Do you really expect to take it off and put it on like a sweater? And what does it have to do with money?

Sometimes I work late into the night, missing some family time because I'm in the zone. Sometimes. But, just as often; more often, actually, I take time in the middle of a 'business day' to spend time with my wife, my daughters, my friends. I take time, right in the middle of the week, away from work and the office, to share in spiritual activities with my family. I stop work at 4:00 most days to work on an album of jazz songs I'm writing with my older daughter; then, I go back to what I was doing. Or, I don't. I keep my goals loose and flexible where possible, so I can decide how to spend my time.

Work/life balance means being balanced in my own head, not balanced on a clock or calendar.

And money? C'mon; I'd do 90% of what I'm doing right now, even if I had enough money to retire. I love writing. I love coaching solo professionals, writers, musicians, helping them communicate with their prospects and fans better to establish trust and build relationships. I love my web business; sorting out what's needed, designing tools, doing usability studies, helping clients build what they really need instead of what they think they need. (Okay, if I really had money, I'd offload the coding to someone more talented than me.)

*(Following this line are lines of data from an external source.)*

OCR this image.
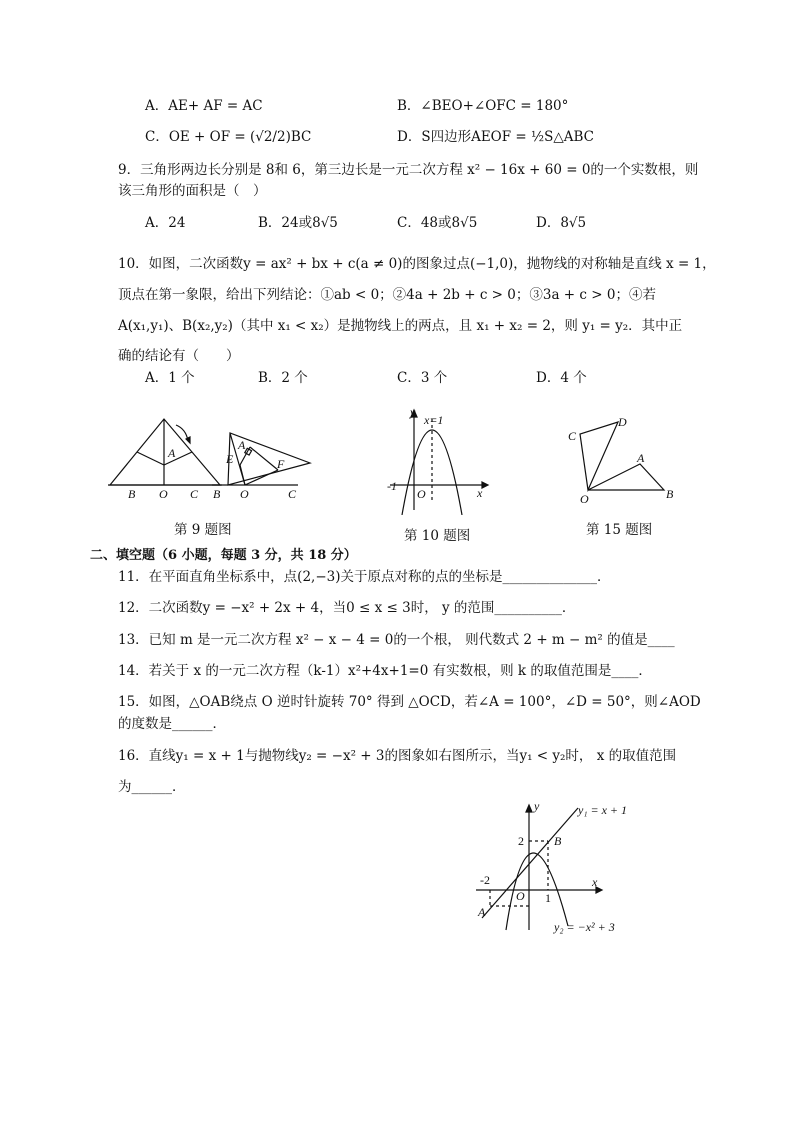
A．AE+ AF = AC	B．∠BEO+∠OFC = 180°
C．OE + OF = (√2/2)BC	D．S四边形AEOF = ½S△ABC
9．三角形两边长分别是 8和 6，第三边长是一元二次方程 x² − 16x + 60 = 0的一个实数根，则
该三角形的面积是（　）
A．24	B．24或8√5	C．48或8√5	D．8√5
10．如图，二次函数y = ax² + bx + c(a ≠ 0)的图象过点(−1,0)，抛物线的对称轴是直线 x = 1，
顶点在第一象限，给出下列结论：①ab < 0；②4a + 2b + c > 0；③3a + c > 0；④若
A(x₁,y₁)、B(x₂,y₂)（其中 x₁ < x₂）是抛物线上的两点，且 x₁ + x₂ = 2，则 y₁ = y₂．其中正
确的结论有（　　）
A．1 个	B．2 个	C．3 个	D．4 个
A
B O C
A
E	F
B O	C
第 9 题图
y
x=1
-1
O	x
第 10 题图
C
D
A
O	B
第 15 题图
二、填空题（6 小题，每题 3 分，共 18 分）
11．在平面直角坐标系中，点(2,−3)关于原点对称的点的坐标是______________．
12．二次函数y = −x² + 2x + 4，当0 ≤ x ≤ 3时， y 的范围__________．
13．已知 m 是一元二次方程 x² − x − 4 = 0的一个根， 则代数式 2 + m − m² 的值是____
14．若关于 x 的一元二次方程（k-1）x²+4x+1=0 有实数根，则 k 的取值范围是____．
15．如图，△OAB绕点 O 逆时针旋转 70° 得到 △OCD，若∠A = 100°，∠D = 50°，则∠AOD
的度数是______．
16．直线y₁ = x + 1与抛物线y₂ = −x² + 3的图象如右图所示，当y₁ < y₂时， x 的取值范围
为______．
y	y₁ = x + 1
2	B
-2
O 1
x
A
y₂ = −x² + 3
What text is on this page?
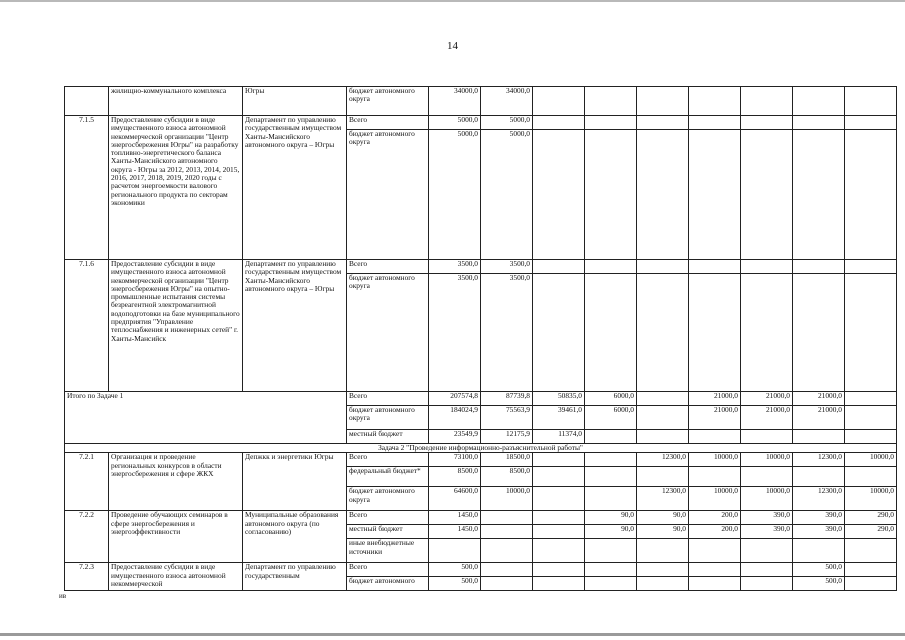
14
	жилищно-коммунального комплекса	Югры	бюджет автономного округа	34000,0	34000,0							
7.1.5	Предоставление субсидии в виде имущественного взноса автономной некоммерческой организации "Центр энергосбережения Югры" на разработку топливно-энергетического баланса Ханты-Мансийского автономного округа - Югры за 2012, 2013, 2014, 2015, 2016, 2017, 2018, 2019, 2020 годы с расчетом энергоемкости валового регионального продукта по секторам экономики	Департамент по управлению государственным имуществом Ханты-Мансийского автономного округа – Югры	Всего	5000,0	5000,0							
			бюджет автономного округа	5000,0	5000,0							
7.1.6	Предоставление субсидии в виде имущественного взноса автономной некоммерческой организации "Центр энергосбережения Югры" на опытно-промышленные испытания системы безреагентной электромагнитной водоподготовки на базе муниципального предприятия "Управление теплоснабжения и инженерных сетей" г. Ханты-Мансийск	Департамент по управлению государственным имуществом Ханты-Мансийского автономного округа – Югры	Всего	3500,0	3500,0							
			бюджет автономного округа	3500,0	3500,0							
Итого по Задаче 1			Всего	207574,8	87739,8	50835,0	6000,0		21000,0	21000,0	21000,0	
			бюджет автономного округа	184024,9	75563,9	39461,0	6000,0		21000,0	21000,0	21000,0	
			местный бюджет	23549,9	12175,9	11374,0						
Задача 2 "Проведение информационно-разъяснительной работы"												
7.2.1	Организация и проведение региональных конкурсов в области энергосбережения и сфере ЖКХ	Депжкк и энергетики Югры	Всего	73100,0	18500,0			12300,0	10000,0	10000,0	12300,0	10000,0
			федеральный бюджет*	8500,0	8500,0							
			бюджет автономного округа	64600,0	10000,0			12300,0	10000,0	10000,0	12300,0	10000,0
7.2.2	Проведение обучающих семинаров в сфере энергосбережения и энергоэффективности	Муниципальные образования автономного округа (по согласованию)	Всего	1450,0			90,0	90,0	200,0	390,0	390,0	290,0
			местный бюджет	1450,0			90,0	90,0	200,0	390,0	390,0	290,0
			иные внебюджетные источники									
7.2.3	Предоставление субсидии в виде имущественного взноса автономной некоммерческой	Департамент по управлению государственным	Всего	500,0							500,0	
			бюджет автономного	500,0							500,0	
ив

I love to barter. If someone has a skill I can benefit from, and they need something I can do, I want to work with them. What I don't want is to turn our genuine human caring into a commercial enterprise. Fer cryin' out loud; the whole point of my consulting business and my writing is to do exactly the opposite, to get businesses to be more human, to stop behaving like abstract entities with no soul, and start speaking and trusting and caring like real human beings do.

Work/life balance is how you choose to serve yourself and the ones you love, every minute of every day; choices about the long run, not the moment.

And, in the long run, it's not about money. Not ever.